From auto technician to award-winning teacher: Denfeld's Rannila wins Goldfine award
People who know him describe Denfeld High School teacher Phil Rannila as “unassuming.” The word comes up repeatedly. He agrees.
“I am unassuming,” he said.
But on Wednesday, at the 2014 Goldfine Gold Star Teacher Award ceremony at the Inn on Lake Superior, the Automotive Systems and Tech teacher was chosen to assume center stage.
When his name was announced as winner of the honor that goes to the outstanding teacher in the Duluth public school system, Rannila jolted in his chair. Everyone else in the room rose to an ovation.
“It might feel real tomorrow,” he told friends afterward, “but it doesn’t feel real today.”
Rannila was one of six nominees for the award. As winner he will receive $5,000 to be used as he pleases. The honor went to a secondary school teacher this year after going to Lester Park Elementary’s Carol Hubert last year.
Rannila joined the Duluth school district in 1998, after spending the first half of his professional life working as a master auto technician while also heading the local union from his job at Duluth Dodge.

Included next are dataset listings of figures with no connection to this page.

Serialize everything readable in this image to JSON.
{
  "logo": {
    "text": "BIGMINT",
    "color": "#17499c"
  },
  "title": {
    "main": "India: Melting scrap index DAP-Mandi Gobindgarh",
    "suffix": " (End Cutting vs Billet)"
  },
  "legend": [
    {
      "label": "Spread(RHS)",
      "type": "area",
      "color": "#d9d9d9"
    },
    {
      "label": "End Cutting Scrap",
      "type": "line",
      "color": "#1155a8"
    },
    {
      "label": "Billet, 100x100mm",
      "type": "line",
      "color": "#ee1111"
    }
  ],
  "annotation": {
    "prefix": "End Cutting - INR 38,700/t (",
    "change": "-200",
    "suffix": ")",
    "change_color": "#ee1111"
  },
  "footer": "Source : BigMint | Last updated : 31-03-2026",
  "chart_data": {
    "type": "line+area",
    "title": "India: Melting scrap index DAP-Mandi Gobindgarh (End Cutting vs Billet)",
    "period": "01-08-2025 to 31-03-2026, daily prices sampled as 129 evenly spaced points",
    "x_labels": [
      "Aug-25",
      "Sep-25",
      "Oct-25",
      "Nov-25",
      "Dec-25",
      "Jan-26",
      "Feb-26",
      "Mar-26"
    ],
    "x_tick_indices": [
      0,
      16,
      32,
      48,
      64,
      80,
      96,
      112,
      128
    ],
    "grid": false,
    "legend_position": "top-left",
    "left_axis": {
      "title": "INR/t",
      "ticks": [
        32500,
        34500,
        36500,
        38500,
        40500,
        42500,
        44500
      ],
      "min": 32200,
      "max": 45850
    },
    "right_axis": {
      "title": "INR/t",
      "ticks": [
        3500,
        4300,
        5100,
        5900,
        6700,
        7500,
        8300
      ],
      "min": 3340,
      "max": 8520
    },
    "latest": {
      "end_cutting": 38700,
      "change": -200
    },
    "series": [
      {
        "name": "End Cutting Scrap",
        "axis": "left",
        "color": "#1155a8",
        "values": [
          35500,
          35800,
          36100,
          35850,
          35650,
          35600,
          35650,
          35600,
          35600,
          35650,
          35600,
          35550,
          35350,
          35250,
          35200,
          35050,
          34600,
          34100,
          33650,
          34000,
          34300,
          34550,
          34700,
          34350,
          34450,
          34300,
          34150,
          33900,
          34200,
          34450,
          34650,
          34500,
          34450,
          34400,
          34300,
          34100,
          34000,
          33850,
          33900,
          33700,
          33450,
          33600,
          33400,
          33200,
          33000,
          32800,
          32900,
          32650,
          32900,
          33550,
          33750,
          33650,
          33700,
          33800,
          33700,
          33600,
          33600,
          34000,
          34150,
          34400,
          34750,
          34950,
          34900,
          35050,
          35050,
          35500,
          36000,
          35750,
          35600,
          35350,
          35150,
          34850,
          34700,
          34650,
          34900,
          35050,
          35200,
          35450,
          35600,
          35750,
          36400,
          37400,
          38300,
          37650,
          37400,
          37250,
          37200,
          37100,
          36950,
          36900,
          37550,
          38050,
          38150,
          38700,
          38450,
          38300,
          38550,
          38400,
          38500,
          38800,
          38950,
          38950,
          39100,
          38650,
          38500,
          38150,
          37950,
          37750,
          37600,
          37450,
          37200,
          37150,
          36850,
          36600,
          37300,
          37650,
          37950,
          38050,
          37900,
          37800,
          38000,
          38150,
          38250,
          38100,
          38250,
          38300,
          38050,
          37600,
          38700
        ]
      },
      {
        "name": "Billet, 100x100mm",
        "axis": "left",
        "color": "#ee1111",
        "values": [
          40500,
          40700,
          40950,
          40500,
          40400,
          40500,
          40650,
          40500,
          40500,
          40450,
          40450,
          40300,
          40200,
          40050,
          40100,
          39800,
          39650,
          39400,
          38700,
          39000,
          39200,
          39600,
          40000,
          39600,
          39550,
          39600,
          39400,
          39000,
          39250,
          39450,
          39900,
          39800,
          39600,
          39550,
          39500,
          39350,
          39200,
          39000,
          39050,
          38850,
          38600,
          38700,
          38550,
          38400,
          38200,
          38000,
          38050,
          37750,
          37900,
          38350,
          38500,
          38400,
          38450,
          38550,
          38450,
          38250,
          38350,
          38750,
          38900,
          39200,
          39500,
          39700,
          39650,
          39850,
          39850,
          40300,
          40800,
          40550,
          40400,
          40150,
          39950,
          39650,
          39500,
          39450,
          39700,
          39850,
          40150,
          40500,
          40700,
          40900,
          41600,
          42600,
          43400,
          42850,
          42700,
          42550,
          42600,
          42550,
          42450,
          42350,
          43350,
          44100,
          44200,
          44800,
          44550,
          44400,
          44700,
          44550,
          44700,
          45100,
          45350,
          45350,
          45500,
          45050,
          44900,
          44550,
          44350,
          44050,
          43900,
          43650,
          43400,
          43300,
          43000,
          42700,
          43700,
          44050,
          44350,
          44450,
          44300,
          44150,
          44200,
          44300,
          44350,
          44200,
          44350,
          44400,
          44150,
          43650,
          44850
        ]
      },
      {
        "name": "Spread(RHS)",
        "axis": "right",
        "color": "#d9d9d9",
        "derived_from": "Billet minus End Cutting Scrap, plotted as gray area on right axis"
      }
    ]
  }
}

“I was at a changing point,” he said. “You could say I was bouncing off the bottom.”
Opportunity struck while he was undergoing what he called “the grind of a divorce.”

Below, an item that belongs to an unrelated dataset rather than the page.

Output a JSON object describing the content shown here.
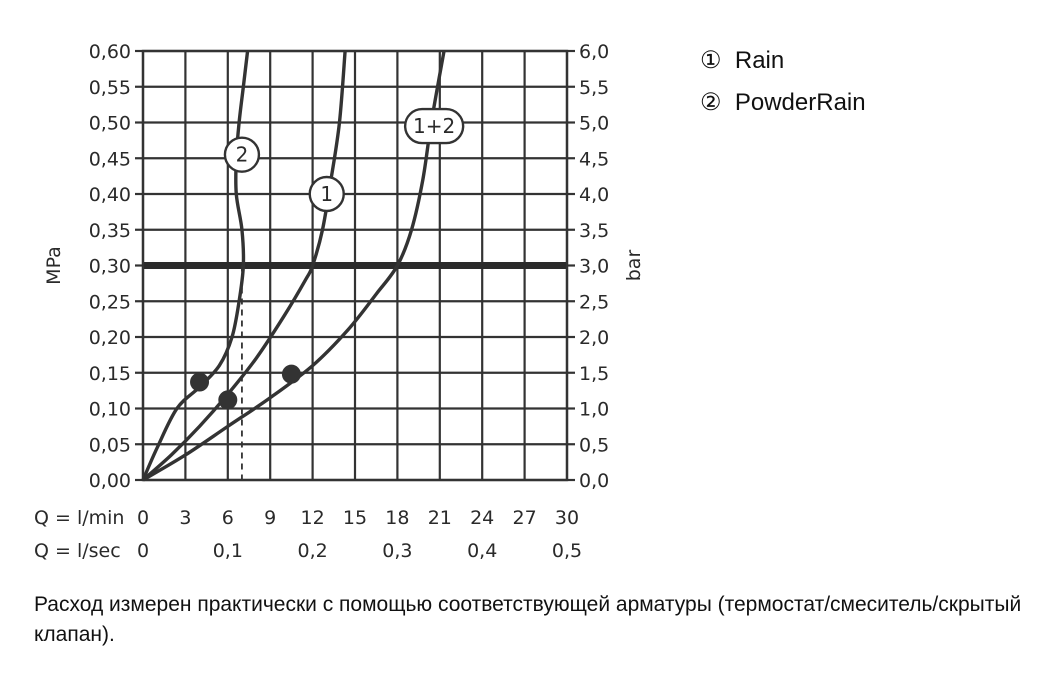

The school district presented him a chance to be part of a national program that had auto workers mentoring students. The student was Jason King, who now operates the city of Superior’s vehicle maintenance program. Like Rannila does with so many students, he still keeps in touch with King.

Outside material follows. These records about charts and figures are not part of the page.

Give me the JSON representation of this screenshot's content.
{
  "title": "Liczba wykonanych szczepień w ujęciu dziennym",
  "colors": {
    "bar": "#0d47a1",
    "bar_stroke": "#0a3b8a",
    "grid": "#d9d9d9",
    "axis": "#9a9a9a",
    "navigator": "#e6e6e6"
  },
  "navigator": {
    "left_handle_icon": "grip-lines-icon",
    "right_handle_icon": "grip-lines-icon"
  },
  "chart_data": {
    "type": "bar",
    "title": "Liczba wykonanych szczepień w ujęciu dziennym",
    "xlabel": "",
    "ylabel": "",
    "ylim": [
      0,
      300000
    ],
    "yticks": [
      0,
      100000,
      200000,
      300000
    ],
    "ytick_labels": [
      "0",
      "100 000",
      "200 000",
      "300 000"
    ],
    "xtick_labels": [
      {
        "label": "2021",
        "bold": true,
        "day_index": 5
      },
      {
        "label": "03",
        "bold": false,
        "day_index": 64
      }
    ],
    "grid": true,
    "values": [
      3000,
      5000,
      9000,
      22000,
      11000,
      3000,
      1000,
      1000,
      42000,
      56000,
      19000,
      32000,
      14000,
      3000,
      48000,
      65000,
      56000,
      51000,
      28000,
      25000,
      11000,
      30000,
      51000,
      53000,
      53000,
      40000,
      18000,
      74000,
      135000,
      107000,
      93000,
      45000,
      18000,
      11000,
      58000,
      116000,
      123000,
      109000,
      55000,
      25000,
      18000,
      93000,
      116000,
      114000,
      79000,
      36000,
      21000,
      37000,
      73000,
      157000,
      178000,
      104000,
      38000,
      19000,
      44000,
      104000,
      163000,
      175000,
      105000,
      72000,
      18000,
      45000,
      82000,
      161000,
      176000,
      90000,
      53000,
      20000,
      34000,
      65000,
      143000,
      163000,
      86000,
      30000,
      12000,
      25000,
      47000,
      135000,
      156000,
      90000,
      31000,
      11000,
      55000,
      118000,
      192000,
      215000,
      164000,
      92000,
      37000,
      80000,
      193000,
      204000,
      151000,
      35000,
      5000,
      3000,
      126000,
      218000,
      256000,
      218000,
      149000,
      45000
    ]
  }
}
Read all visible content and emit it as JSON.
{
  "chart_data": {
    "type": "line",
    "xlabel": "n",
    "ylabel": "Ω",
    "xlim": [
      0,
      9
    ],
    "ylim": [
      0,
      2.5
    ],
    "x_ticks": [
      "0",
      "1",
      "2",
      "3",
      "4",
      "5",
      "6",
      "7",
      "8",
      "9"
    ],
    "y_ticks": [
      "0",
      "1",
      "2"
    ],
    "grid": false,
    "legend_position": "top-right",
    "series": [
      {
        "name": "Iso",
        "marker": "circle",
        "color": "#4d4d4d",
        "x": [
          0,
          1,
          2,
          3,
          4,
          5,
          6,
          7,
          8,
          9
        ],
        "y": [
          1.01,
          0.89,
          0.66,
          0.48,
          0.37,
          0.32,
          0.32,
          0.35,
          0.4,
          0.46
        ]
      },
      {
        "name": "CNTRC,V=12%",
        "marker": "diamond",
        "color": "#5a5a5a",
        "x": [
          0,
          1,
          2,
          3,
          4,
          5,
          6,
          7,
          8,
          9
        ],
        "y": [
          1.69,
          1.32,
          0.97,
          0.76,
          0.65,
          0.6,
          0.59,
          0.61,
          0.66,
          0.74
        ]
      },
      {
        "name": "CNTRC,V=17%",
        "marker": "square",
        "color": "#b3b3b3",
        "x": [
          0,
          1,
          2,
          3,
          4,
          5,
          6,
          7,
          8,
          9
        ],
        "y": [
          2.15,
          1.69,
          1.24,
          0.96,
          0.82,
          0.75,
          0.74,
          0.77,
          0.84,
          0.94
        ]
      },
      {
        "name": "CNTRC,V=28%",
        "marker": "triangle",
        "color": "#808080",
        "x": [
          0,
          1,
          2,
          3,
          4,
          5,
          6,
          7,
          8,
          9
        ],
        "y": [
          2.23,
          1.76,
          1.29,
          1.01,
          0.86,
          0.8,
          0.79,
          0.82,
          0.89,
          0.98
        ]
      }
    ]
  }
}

Their mentorship arrangement sparked mutual interest between the district and Rannila in his becoming a teacher. He’s been one ever since. Like so many of the nominees this year, it’s not just how he teaches that separates him. Rather, it’s who he reaches.
Until now, “Phil has gone unnoticed,” Sconiers said. “I’m so pleased people recognize how important he is to so many kids.”
Unassuming in the hallways maybe, Rannila distinguishes himself behind the heavy doors of the shop or his own garage, where he invites current and former students in need of help. He can articulate complex auto systems in simple ways. During his nomination process one anecdote resonated: a student was having trouble understanding a concept, so Rannila stopped explaining it and used his finger to draw it out in a dusty workshop window. The student got it instantly.
Sconiers was impressed the Duluth Superior Area Community Foundation recognized someone outside the core classes — someone like Rannila who bridges academia with industry and sends both male and female students into the automotive work force. Almost all of the nominees this year came from disciplines that accentuate their ability to relate to students as well as to teach them.
The event is sponsored by the Community Foundation, which manages a collective of 350 local charitable funds, many of which are scholarships devoted to the school district.